I’m currently twenty-three hours into a forty-seven hour trip on Amtrak’s Empire Builder train, a journey which travels more than halfway across the US, from Seattle to Chicago. As I write this, the train is hurtling across Montana’s northern plains between Malta and Glasgow. To the north, it’s dead flat as far as the eye can see; to the south, there are hills in the distance, but they are mostly insignificant.

This is a distinct change from earlier in the day, as the train weaved its way through the Rocky Mountains, so high in altitude that even the tracks were covered in snow.

This is farming country – the landscape is occasionally interrupted by farmhouses, barns, grain silos and graveyards of rusted-out agricultural machinery. I haven’t seen a car on the road that runs beside the railway line for about half an hour, and I can’t recall the last place where my mobile broadband device had a signal.
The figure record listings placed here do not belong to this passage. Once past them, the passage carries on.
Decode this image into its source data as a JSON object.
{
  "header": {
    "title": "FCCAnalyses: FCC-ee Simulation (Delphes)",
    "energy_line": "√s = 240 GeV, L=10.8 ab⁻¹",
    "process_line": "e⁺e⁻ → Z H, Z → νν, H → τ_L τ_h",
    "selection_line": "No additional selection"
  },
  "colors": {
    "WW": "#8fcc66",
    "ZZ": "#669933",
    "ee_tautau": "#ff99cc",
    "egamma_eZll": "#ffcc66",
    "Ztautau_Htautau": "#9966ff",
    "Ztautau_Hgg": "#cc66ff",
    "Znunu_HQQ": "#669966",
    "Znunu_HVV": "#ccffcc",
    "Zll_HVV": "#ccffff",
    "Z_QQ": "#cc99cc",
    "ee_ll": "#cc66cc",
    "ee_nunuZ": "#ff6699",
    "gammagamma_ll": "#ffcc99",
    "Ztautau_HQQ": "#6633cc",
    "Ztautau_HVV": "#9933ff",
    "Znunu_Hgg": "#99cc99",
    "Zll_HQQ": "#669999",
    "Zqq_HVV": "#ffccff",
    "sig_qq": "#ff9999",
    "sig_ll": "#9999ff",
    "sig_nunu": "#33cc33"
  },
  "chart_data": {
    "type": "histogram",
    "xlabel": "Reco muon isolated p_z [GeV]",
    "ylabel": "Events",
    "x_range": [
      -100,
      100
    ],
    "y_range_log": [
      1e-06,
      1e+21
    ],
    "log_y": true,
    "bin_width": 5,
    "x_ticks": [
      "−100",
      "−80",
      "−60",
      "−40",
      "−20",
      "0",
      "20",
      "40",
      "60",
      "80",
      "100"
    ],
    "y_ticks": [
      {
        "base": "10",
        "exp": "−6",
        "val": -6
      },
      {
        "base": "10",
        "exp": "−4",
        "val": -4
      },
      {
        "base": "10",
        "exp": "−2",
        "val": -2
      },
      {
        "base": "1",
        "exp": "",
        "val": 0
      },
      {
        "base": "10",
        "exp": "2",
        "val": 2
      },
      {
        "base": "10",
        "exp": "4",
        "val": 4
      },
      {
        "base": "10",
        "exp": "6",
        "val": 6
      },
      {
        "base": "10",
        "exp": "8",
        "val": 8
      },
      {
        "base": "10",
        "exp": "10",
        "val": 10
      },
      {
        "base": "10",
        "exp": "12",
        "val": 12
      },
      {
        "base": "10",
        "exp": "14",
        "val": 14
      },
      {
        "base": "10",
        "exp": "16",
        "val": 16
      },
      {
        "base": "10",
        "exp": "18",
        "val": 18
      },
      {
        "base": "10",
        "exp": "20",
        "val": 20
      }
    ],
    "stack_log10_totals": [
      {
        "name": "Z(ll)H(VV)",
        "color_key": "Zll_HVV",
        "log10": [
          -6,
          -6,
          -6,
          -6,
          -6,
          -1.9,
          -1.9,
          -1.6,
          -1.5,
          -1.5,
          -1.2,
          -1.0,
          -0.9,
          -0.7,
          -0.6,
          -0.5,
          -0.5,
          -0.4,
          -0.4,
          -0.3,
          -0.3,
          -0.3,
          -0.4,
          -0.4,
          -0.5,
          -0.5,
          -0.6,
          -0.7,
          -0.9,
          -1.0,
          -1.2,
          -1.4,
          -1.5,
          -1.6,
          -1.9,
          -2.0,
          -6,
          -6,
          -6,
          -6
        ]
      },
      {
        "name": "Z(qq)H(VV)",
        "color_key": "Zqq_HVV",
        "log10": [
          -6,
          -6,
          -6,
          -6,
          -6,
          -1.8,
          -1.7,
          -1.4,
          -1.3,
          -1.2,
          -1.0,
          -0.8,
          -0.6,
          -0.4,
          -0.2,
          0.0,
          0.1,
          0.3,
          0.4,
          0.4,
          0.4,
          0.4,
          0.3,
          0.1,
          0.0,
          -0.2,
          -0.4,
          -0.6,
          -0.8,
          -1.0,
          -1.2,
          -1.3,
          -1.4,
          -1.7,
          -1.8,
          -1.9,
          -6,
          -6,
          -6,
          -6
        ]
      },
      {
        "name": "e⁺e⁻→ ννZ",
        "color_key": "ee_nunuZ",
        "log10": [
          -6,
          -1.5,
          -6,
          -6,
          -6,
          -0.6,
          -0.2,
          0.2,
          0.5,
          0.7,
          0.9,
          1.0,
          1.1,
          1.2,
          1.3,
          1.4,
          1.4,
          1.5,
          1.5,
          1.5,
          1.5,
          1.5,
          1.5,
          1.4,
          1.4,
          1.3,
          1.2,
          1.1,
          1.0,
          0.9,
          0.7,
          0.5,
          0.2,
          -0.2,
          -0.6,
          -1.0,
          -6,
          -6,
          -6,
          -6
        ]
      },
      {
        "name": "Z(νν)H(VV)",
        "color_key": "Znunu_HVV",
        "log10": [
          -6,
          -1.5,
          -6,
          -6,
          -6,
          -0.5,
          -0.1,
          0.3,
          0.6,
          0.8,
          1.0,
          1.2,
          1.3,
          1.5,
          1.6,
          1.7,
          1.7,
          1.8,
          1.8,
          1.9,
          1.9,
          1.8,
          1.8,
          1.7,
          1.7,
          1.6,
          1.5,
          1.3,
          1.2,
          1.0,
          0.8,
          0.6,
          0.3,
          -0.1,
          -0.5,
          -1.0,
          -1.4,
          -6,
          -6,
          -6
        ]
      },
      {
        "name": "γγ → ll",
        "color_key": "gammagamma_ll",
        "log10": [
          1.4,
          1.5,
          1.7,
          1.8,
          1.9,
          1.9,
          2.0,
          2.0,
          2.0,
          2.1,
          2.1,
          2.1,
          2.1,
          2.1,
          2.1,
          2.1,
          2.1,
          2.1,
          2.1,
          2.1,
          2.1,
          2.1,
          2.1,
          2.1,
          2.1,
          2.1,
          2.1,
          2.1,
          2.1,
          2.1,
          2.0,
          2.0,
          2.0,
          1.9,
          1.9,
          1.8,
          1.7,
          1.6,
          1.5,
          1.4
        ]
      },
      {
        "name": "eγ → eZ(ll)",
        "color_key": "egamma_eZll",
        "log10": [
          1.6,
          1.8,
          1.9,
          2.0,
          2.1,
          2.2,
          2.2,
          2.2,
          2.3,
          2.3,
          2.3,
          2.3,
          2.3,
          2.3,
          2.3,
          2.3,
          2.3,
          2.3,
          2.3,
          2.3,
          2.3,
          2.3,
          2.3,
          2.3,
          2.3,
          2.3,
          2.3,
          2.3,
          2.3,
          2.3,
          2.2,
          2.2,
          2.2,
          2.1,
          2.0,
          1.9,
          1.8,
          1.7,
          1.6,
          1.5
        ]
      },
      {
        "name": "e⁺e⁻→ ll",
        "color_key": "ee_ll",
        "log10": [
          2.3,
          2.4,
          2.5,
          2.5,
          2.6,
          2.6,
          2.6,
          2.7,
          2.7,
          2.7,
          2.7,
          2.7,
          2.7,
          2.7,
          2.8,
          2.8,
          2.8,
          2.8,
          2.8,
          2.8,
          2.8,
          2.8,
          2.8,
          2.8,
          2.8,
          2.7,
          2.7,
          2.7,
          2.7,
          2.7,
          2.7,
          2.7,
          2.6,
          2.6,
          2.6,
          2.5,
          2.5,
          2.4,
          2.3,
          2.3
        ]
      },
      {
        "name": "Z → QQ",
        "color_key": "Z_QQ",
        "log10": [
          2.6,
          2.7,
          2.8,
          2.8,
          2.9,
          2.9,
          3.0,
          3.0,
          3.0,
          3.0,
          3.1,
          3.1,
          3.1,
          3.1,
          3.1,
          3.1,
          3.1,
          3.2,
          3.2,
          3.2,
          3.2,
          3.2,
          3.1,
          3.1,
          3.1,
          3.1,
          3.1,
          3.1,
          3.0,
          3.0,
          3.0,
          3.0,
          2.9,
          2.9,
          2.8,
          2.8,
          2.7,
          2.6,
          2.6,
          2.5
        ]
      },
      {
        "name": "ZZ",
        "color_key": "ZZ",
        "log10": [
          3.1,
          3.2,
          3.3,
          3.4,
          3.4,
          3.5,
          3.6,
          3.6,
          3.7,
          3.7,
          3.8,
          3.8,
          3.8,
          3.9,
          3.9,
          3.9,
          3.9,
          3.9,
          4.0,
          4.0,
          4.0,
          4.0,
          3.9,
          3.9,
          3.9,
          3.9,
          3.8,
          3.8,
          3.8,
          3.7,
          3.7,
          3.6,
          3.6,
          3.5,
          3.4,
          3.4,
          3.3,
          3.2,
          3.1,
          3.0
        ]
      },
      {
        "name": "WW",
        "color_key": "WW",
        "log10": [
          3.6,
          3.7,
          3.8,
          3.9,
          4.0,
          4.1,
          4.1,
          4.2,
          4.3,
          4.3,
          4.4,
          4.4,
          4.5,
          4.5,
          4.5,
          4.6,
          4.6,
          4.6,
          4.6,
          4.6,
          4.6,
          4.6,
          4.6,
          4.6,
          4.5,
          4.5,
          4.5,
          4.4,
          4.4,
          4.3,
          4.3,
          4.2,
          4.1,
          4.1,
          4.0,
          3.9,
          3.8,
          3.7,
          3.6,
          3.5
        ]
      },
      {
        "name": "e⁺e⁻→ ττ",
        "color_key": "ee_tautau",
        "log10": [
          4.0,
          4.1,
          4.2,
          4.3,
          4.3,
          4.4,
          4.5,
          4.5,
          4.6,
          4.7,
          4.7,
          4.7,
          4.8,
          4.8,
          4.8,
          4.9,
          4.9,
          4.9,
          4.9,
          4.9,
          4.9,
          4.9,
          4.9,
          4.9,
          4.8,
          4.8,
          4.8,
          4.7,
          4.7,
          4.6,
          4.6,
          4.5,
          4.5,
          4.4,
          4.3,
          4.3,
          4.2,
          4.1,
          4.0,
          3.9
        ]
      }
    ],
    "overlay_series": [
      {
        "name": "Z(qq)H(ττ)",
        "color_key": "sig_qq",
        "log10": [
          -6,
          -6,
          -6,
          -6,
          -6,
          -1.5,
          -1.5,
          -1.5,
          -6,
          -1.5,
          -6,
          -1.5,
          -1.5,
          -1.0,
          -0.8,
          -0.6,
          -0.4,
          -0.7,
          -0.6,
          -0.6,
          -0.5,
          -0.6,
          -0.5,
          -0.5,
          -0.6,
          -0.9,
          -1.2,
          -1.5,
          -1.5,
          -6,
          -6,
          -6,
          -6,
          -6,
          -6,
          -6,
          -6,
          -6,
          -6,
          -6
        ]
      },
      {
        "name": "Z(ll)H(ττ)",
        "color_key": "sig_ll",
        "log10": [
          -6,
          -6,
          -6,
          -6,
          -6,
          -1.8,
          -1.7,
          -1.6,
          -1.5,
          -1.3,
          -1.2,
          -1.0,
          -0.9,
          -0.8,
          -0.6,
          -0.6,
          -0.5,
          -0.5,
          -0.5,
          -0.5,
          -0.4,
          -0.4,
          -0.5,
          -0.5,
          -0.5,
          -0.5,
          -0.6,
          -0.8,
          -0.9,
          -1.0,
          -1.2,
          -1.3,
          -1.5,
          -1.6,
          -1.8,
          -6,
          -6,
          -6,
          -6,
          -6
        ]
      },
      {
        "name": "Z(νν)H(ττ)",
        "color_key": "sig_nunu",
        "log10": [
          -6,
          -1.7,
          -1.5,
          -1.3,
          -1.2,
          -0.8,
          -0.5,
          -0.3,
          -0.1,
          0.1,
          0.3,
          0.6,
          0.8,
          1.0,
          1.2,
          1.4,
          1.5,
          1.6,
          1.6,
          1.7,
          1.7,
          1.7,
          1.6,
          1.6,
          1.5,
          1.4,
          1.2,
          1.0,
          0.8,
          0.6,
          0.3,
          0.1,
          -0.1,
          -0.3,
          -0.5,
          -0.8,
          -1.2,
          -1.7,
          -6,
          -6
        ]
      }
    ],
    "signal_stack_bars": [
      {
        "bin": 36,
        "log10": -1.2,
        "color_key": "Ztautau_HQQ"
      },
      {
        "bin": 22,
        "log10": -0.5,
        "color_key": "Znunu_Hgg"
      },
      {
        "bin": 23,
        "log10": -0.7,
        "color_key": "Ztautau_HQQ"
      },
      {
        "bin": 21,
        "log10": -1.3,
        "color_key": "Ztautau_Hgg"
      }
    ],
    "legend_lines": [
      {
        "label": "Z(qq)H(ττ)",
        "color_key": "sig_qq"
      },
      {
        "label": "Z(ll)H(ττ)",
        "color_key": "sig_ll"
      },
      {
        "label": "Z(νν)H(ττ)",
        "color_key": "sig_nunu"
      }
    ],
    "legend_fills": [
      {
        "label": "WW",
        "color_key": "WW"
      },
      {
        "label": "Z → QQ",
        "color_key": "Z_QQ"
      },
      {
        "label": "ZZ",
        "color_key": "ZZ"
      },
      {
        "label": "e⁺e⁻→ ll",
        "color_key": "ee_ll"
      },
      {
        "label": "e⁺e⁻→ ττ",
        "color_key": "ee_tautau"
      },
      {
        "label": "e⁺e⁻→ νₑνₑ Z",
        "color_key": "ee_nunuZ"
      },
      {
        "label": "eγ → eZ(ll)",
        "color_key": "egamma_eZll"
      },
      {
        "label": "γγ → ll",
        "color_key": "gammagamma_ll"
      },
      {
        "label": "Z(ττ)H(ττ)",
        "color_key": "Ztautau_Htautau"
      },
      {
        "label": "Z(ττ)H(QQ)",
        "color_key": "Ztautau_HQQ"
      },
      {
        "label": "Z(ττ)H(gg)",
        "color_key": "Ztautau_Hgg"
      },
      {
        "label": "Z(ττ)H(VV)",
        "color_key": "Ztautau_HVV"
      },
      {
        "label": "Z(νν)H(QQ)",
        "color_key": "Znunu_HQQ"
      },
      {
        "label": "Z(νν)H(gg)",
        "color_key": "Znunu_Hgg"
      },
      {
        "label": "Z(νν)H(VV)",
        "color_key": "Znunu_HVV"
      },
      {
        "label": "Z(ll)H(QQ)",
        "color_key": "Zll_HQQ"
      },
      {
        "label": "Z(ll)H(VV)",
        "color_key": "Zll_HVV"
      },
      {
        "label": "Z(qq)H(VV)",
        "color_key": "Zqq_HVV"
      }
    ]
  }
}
Not wanting to shell out $400 or more for a sleeper, I’ve chosen coach class, which effectively means being unable to lie down and stretch out for two nights in a row. The seats in couch class do have the ability to recline quite a way, and have a decent legrest that pops up, but it’s still not quite the same as having a bed to stretch out on. I’m fortunate that the train is more than half-empty and I have staked a claim on both my seats; this let me lie across both of them during the previous night and get around eight hours of – frequently interrupted – sleep. Not ideal, but considerably better than a bus.

The entire journey costs $153; possibly less if booked in advance – but, strangely, at least $100 more if broken in the middle for a night. As you might imagine, I’ve decided not to go with that option, and thus am in it for the long haul.

Naturally, there’s not a lot to do, other than look at the scenery or eat in the cafe, so bring a lot of reading material or a laptop if you’re inclined to get bored easily. My carriage had power points at each seat, but other Amtrak trains I’ve been on haven’t always had this, so be prepared to charge your electronic equipment up in the toilets.

The dining car is available during breakfast and lunch, but must be reserved for dinner; the cafe is open during daylight hours, although strangely the attendant takes a break smack bang in the middle of breakfast time.

The train’s air conditioning seems to run permanently, and it can get cold in the middle of the night, so I recommend either bringing a blanket, or wear as much layered clothing as you can. I’d also recommend a facemask, if you’re sensitive to light when trying to sleep, because it’s never completely dark inside the train.